Orchestrator is an open source MySQL replication topology management and high availability solution. Vitess has recently integrated orchestrator as a native component of its infrastructure to achieve reliable failover, availability, and topology resolution of its clusters. This post first illustrates the core logic of orchestrator’s failure detection, and proceeds to share how the new integration adds new failure detection and recovery scenarios, making orchestrator’s operation goal-oriented.
Vitess and orchestrator both use MySQL’s asynchronous (async) or semi-synchronous replication. For the purposes of this post, the discussion is limited to async replication. In an async setup, we have one primary server and multiple replicas. The primary is the single writable server and the replicas are all read-only, mainly being used for read scale-out, backups, etc. While MySQL offers a multi-writable primaries setup, it is commonly discouraged, and Vitess does not support it (in fact, a multi-writer setup is considered a failure scenario as described later on).
The most critical and important failure scenario in an async topology is a primary’s outage. Either the primary server has crashed, or is network isolated: the result is that there are no writes on the cluster, and the replicas are left hanging with no server to replicate from.
How does one diagnose that the primary server is healthy? A common practice is to see that port :3306 is open. More reliably, we can send a trivial query, such as `SELECT 1 FROM DUAL`. Or even more reliable is to query for actual information: a status variable, or actual data. All these techniques share a similar problem. What if the primary server doesn’t respond?
A naive conclusion is that the primary is down, kicking off a failover sequence. However, this may well be a false positive since there could be a network glitch. It is not uncommon to miss a communication packet once in a while, so database clients are commonly configured to retry a couple times upon error. The common way to reduce such false positives is to run multiple checks, successively: if the primary fails a health check, try again in, say, 5 seconds, and again, and again, up to n times. If the nth test still fails, we determine the server is indeed down.
This approach yet introduces a few problems:
Consider the last bullet point. Some monitoring solutions run health checks from multiple endpoints, and require a quorum, an agreement of the majority of check endpoints that there is indeed a problem. This kind of setup must be used with care; the placement of the endpoints in different availability zones is critical to achieve sensible quorum results. Once that’s done, though, the triangulation is powerful and useful.

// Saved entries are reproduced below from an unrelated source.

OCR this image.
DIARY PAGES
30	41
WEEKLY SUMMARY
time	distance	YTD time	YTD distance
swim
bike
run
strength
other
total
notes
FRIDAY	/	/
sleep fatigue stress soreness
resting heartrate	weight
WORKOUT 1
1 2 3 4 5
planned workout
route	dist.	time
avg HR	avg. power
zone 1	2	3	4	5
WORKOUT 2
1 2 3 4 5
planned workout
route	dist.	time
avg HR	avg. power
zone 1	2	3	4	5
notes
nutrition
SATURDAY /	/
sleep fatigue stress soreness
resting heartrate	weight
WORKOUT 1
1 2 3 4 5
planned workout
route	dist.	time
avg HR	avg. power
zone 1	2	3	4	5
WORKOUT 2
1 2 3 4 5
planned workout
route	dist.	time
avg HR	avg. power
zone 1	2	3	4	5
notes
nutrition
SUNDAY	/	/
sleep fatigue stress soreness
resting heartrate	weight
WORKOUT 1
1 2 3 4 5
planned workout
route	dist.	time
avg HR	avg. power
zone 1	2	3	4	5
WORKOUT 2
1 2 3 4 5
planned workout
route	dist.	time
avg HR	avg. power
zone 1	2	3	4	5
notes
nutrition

Orchestrator uses a different take on triangulation. It recognizes that there are more players in the field: the replicas. The replicas connect to the primary over MySQL protocol, and request the changelog so as to follow up on the primary’s footsteps. To evaluate a primary failure, orchestrator asks:
If, for example, orchestrator is unable to reach the primary, but can reach the replicas, and the replicas are all happy and confident that they can read from the primary, then orchestrator concludes there’s no failure scenario. Possibly some of the replicas themselves are unreachable: maybe a network partitioning or some power failure took both primary and a few of the replicas. orchestrator can still reach a conclusion by the state of all available replicas. It’s noteworthy that orchestrator itself runs in a highly available setup, cross availability zones, where orchestrator requires quorum leadership so as to be able to run failovers in the first place, mitigating network isolation incidents. But this discussion is outside the scope of this post. Orchestrator doesn’t do check intervals and a number of tests. It needs a single observation to act. Behind the scenes, orchestrator relies on the replicas themselves to run retries in intervals; that’s how MySQL replication works anyhow, and orchestrator utilizes that.
This holistic approach, where orchestrator triangulates its own checks with the servers’ checks, results in a highly reliable detection method. Iterating our example, if orchestrator thinks the primary is down, and all the replicas say the primary is down, then a failover is justified: the replication cluster is effectively not receiving any writes, the data becomes stale, and that much is observable all the way to the users and client apps. The holistic approach further allows orchestrator to treat other scenarios: an intermediate replica (e.g. 2nd level replica in a chained replication tree) failure is detected in exactly the same way. It further offers granularity into the failure severity. orchestrator is able to tell that the primary is seen down, while replicas still disagree. Or that replicas think the primary is down while orchestrator can still see it.
If orchestrator can’t see the primary, but can see the replicas, and they still think the primary is up, should this be the end of the story?
Not quite. We may well have an actual primary outage, it’s just that the replicas haven’t realized it yet. If we wait long enough, they will eventually report the failure; but orchestrator wishes to reduce total outage time by resolving the situation as early as possible.
Orchestrator offers a few emergency detection operations, which are meant to speed up failure detection. Examples:
An important observation is that orchestrator knows what your replication clusters actually look like, but doesn’t have the meta information about how they should look like. It doesn’t know if some standalone server should belong to this or that cluster; if the current primary server is indeed what’s advertised to your application; if you really intended to set up a multi-primary cluster. It is generic in that it allows a variety of topology layouts, as requested and used by the greater community.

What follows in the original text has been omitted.